Steady state is declared in op.Integration from the long-term relative variation, following the criteria of Tsai et al. (2017) 2, evaluated over a look-back window from \(f\tau\) to the current integration time \(\tau\) (with \(f\) set by st_factor):

\[\Delta\hat{n} \equiv \max_{\text{i},\text{j}} \frac{|n_{\text{i},\text{j},\text{k}} - n_{\text{i},\text{j},\text{k}'}|}{n_{\text{i},\text{j},\text{k}}}, \qquad \Delta t \equiv t_{\text{k}} - t_{\text{k}'} \tag{8}\]

where \(\text{k}'\) is the timestep at \(f\tau\).

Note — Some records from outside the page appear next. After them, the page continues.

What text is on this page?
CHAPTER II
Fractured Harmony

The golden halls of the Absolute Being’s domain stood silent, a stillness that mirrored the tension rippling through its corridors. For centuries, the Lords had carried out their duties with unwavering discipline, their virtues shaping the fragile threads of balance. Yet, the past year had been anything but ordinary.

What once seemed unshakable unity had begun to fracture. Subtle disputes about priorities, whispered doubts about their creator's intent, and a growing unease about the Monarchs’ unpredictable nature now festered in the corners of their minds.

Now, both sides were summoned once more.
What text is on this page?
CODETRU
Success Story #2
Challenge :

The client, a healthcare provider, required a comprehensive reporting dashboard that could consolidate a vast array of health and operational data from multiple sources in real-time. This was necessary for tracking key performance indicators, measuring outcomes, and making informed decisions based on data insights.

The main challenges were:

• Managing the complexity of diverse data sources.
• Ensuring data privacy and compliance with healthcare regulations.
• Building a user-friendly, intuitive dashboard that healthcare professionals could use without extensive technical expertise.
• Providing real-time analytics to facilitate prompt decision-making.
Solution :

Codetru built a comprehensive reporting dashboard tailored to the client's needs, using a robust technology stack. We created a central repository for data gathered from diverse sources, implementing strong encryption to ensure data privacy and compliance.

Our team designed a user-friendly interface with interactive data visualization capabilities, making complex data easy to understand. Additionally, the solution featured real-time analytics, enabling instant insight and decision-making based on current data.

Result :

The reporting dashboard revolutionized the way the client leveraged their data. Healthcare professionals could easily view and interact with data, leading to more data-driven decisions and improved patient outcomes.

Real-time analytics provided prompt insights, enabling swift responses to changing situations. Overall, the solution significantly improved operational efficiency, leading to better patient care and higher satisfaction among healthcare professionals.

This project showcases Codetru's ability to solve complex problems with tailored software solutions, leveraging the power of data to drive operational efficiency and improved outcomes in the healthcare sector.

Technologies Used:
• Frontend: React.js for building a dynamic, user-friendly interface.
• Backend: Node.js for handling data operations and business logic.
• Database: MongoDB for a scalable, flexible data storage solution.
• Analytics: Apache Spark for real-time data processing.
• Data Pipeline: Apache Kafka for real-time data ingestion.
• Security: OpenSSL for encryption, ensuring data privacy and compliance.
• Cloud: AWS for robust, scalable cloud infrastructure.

Species with mixing ratios below mtol_conv or number densities below atol are excluded from the maximum so that negligible trace species do not trigger it spuriously. Convergence requires both \(\Delta\hat{n}\) and its rate \(\Delta\hat{n}/\Delta t\) to fall below either the primary thresholds (yconv_cri, slope_cri) or the relaxed thresholds (yconv_min, slope_min), where the relaxed slope adapts to the local vertical-diffusion timescale, \(\sim \min_{\text{j}} K_{zz,\text{j}}/(0.1\,H_{p,\text{j}})^2\). With photochemistry enabled, both conditions additionally require the actinic-flux change to fall below flux_cri.


  1. Tsai, S.-M., Malik, M., Kitzmann, D., et al. (2021). A comparative study of atmospheric chemistry with VULCAN. The Astrophysical Journal, 923(2), 264. https://doi.org/10.3847/1538-4357/ac29bc 

  2. Tsai, S.-M., Lyons, J. R., Grosheintz, L., et al. (2017). VULCAN: An open-source, validated chemical kinetics Python code for exoplanetary atmospheres. The Astrophysical Journal Supplement Series, 228(2), 20. https://doi.org/10.3847/1538-4365/228/2/20 

  3. Chamberlain, J. W., & Hunten, D. M. (1987). Theory of Planetary Atmospheres, 2nd ed. Academic Press. 

  4. Brasseur, G. P., & Jacob, D. J. (2017). Modeling of Atmospheric Chemistry. Cambridge University Press. 

  5. Verwer, J. G., Spee, E. J., Blom, J. G., & Hundsdorfer, W. (1999). A second-order Rosenbrock method applied to photochemical dispersion problems. SIAM Journal on Scientific Computing, 20(4), 1456–1480. https://doi.org/10.1137/S1064827597326651 

  6. Marrero, T. R., & Mason, E. A. (1972). Gaseous diffusion coefficients. Journal of Physical and Chemical Reference Data, 1(1), 3–118. https://doi.org/10.1063/1.3253094 

  7. Banks, P. M., & Kockarts, G. (1973). Aeronomy. Academic Press.